The prospects of rule-based, finite-state description of regular inflection with regularly associated semantics, makes it possible, even desireable, to list 1000 lemmas with 100 shared forms, where the length of 100,000 forms might be crunched close to 1100 entries. Even an English-language form list could be crunched from approximately 4000 to nearly 1004, but, of course, neither of the languages lists separate word combinations. Hence, there is no equivalence between the Finnish 100,000 and the English 4000. These are just enumerations of possible morphological combiniations within each language.
Many of the languages related to Finnish, Karelian, Saami and Estonian have complex morphological systems. This complexity is readily described using finite-state morphology, where rule-based technologies help to further concentrate the expression of seemingly endless variation – over fifty forms per word. It, therefore, comes as no surprise that an algorithm to cope with this complexity was developed for Finnish by Kimmo Koskenniemi and subsequently by Helsinki Finite-State Technologies (HFST) and this algorithm has now been implemented for work with the Saami languages among others in Norway (GiellaLT < Giellatekno, Divvun).

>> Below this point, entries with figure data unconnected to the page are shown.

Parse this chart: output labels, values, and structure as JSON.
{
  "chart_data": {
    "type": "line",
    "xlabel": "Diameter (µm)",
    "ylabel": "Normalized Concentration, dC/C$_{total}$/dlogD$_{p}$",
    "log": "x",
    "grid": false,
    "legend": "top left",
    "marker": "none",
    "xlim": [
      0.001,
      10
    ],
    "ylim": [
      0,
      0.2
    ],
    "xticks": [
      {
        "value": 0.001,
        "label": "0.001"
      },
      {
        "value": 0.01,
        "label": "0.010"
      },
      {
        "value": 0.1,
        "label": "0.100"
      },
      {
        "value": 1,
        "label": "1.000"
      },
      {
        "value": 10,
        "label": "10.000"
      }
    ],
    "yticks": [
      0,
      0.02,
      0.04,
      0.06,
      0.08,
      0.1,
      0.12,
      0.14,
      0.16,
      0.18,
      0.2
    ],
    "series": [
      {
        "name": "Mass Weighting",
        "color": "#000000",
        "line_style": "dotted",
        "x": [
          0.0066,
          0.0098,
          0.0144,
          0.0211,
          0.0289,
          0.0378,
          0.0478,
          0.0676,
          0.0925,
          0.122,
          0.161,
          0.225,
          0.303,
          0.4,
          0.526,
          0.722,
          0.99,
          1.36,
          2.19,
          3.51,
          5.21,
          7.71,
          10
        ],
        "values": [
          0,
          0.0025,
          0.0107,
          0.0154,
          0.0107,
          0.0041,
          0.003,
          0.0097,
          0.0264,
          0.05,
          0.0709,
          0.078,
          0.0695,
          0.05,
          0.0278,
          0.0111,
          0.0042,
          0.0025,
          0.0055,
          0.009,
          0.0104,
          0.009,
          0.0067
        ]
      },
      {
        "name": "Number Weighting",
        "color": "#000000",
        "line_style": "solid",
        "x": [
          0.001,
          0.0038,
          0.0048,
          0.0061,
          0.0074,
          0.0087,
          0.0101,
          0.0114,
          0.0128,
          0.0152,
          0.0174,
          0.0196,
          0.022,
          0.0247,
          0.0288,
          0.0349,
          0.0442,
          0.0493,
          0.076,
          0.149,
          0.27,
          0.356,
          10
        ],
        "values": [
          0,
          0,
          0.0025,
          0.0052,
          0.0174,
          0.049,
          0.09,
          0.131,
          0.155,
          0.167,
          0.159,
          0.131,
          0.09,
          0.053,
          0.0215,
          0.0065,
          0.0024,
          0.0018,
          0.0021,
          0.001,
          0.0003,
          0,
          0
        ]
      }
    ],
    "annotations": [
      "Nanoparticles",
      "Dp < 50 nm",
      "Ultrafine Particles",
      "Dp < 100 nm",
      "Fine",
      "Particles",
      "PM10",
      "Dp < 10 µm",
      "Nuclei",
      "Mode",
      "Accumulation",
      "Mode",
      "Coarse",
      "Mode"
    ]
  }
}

The GiellaLT infrastructure, with its implementation of finite-state tools, allows people working with different languages to make use of technological solutions that, otherwise, might require several years of individual development. It is here that descriptions for many of the Uralic languages have been initialized and developed as both financed projects and the work of language technology enthusiasts.
The GiellaLT infrastructure makes it possible to reuse finite-state descriptions and even encourages it. Thus, contributing to the enhancement of the finite-state tools at GiellaLT, when extending the annotation of corpora on the Language Bank of Finland’s Korp server, is beneficial to the search engine users as well.
We will evaluate the state of development of analysers for individual languages in relation to text data being annotated for the Korp search engine. This evaluation will therefore be aligned with the annotation of upcoming corpora, such as a new extended version of PaBiVUS (Parallel Biblical Verses for Uralic Studies). The objective is to increase the lemmatization, morphological and syntactic annotation coverage not previously offered for non-majority languages in the parallel corpus. So, here we will provide an illustrative depiction of each individual finite-state description and what steps have been made for improvement. This might be seen as enhanced but not complete coverage of various genre as we go.
The evaluations will tend to illustrate the capacities of the analysers, which do have equivalent generators, but the possible overproductivity of these generators is presently not the focus of these evaluations. In time, attention will be also drawn towards the description of the disambiguation of morphological analyses, which is made possible in the open-source GiellaLT infrastructure. The enhanced descriptions, housed in GiellaLT, will serve as a contribution by the Language Bank of Finland in the shared responsibilities towards improved coverage of lesser described languages and NLP addressing them. Thus, the resulting analysers will available for building within the GiellaLT infrastructure or the UralicNLP python, java and .net libraries available through Github or the Language Bank of Finland.